Geschichte

Damit war die Säkularisation des alten Klosters Herwardeshude in ein evangelisches Damenwohnstift vollzogen. In der in dem Rezess von 1536 enthaltenen Bestimmung über die Verwendung der Klostereinkünfte ist der Stiftungszweck eines Wohnstiftes für ledige Hamburger Bürgertöchter bereits vorgezeichnet.
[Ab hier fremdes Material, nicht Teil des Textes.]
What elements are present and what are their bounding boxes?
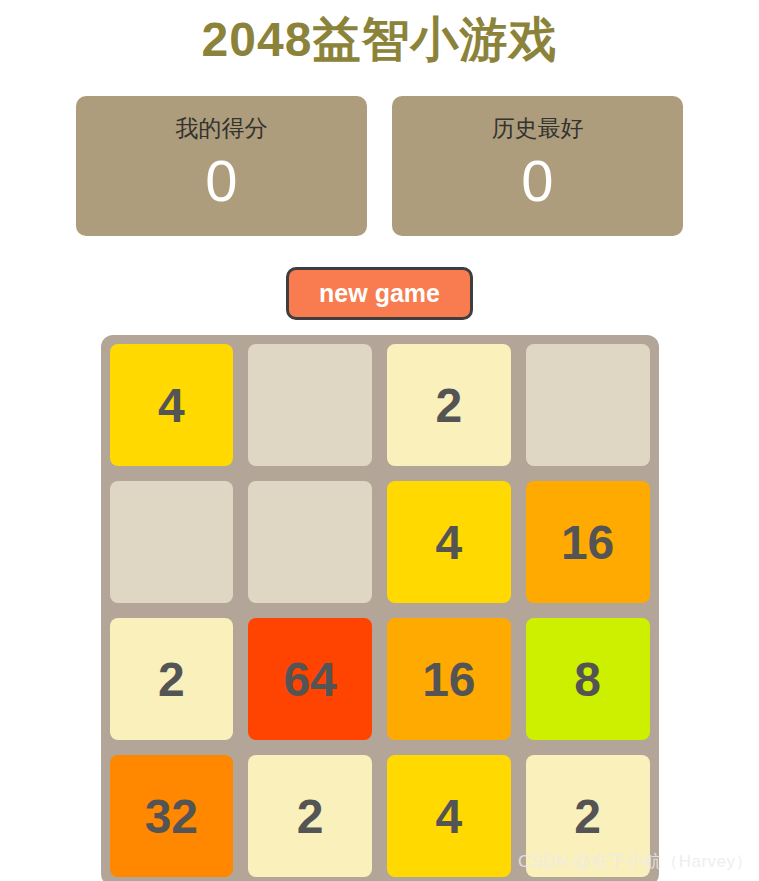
empty-cell bbox=[526, 344, 650, 466]
tile-2: 2 bbox=[526, 755, 650, 877]
score-value-current: 0 bbox=[205, 152, 237, 210]
empty-cell bbox=[248, 344, 372, 466]
score-value-best: 0 bbox=[521, 152, 553, 210]
score-label-best: 历史最好 bbox=[492, 113, 584, 144]
page-title: 2048益智小游戏 bbox=[0, 8, 759, 72]
tile-32: 32 bbox=[110, 755, 234, 877]
score-box-best: 历史最好 0 bbox=[392, 96, 683, 236]
button-row: new game bbox=[0, 267, 759, 320]
empty-cell bbox=[248, 481, 372, 603]
score-label-current: 我的得分 bbox=[176, 113, 268, 144]
scoreboard: 我的得分 0 历史最好 0 bbox=[0, 96, 759, 236]
new-game-button[interactable]: new game bbox=[286, 267, 473, 320]
tile-16: 16 bbox=[526, 481, 650, 603]
tile-2: 2 bbox=[110, 618, 234, 740]
tile-8: 8 bbox=[526, 618, 650, 740]
tile-4: 4 bbox=[387, 481, 511, 603]
tile-2: 2 bbox=[248, 755, 372, 877]
score-box-current: 我的得分 0 bbox=[76, 96, 367, 236]
tile-4: 4 bbox=[387, 755, 511, 877]
tile-16: 16 bbox=[387, 618, 511, 740]
game-board[interactable]: 4241626416832242 bbox=[101, 335, 659, 881]
tile-2: 2 bbox=[387, 344, 511, 466]
empty-cell bbox=[110, 481, 234, 603]
tile-64: 64 bbox=[248, 618, 372, 740]
tile-4: 4 bbox=[110, 344, 234, 466]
Die Jungfrauen, die künftig in das Damenstift eintreten wollten, mussten von ihren Anverwandten eingekauft werden, ähnlich wie auch früher die Nonnen Schenkungen an Geld und Ländereien dem Kloster zugebracht hatten. Die große Beliebtheit, deren sich das Damenstift von jeher bei den Hamburger Familien bis zur Gegenwart erfreut hat, ließ es zu einem beliebten Patengeschenk werden, dem Täufling den so genannten Klosterbrief, der nach Zahlung der ersten Rate des Eintrittsgeldes ausgestellt wurde, in die Wiege zu legen. Durch die Zahlung der ersten Rate wurden die Rechte einer Exspektantin erworben, die nach einer Reihe von Wartejahren eine nach den vorhandenen Klassen sich steigernde Jahresrente und das Recht auf eine Freiwohnung erlangte.
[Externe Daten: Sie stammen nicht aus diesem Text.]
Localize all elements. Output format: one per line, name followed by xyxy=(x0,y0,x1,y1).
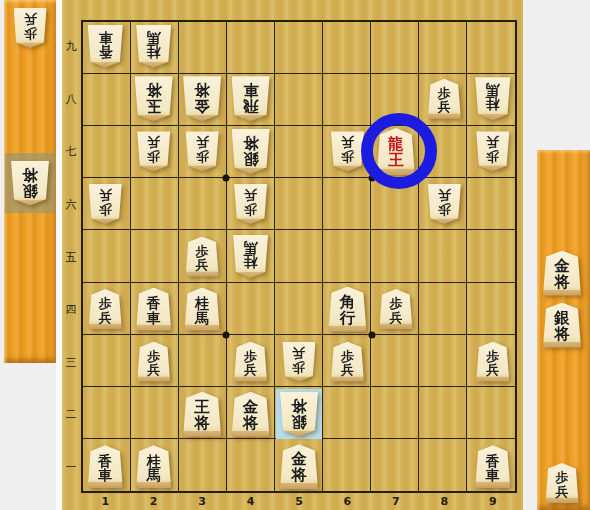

1837 musste das alte Klostergebäude wegen Baufälligkeit abgerissen werden. Die Stiftsdamen zogen in ein neu erbautes, sehr geräumiges Klostergebäude in der Nähe des heutigen Hauptbahnhofes um. 1914 musste auch dieses Gebäude den städtebaulichen Veränderungen weichen. Am 11. Juli 1914 wurde die jetzige Klosteranlage in der Heilwigstraße von dem damaligen Patron Bürgermeister O’Swald feierlich seiner Bestimmung übergeben.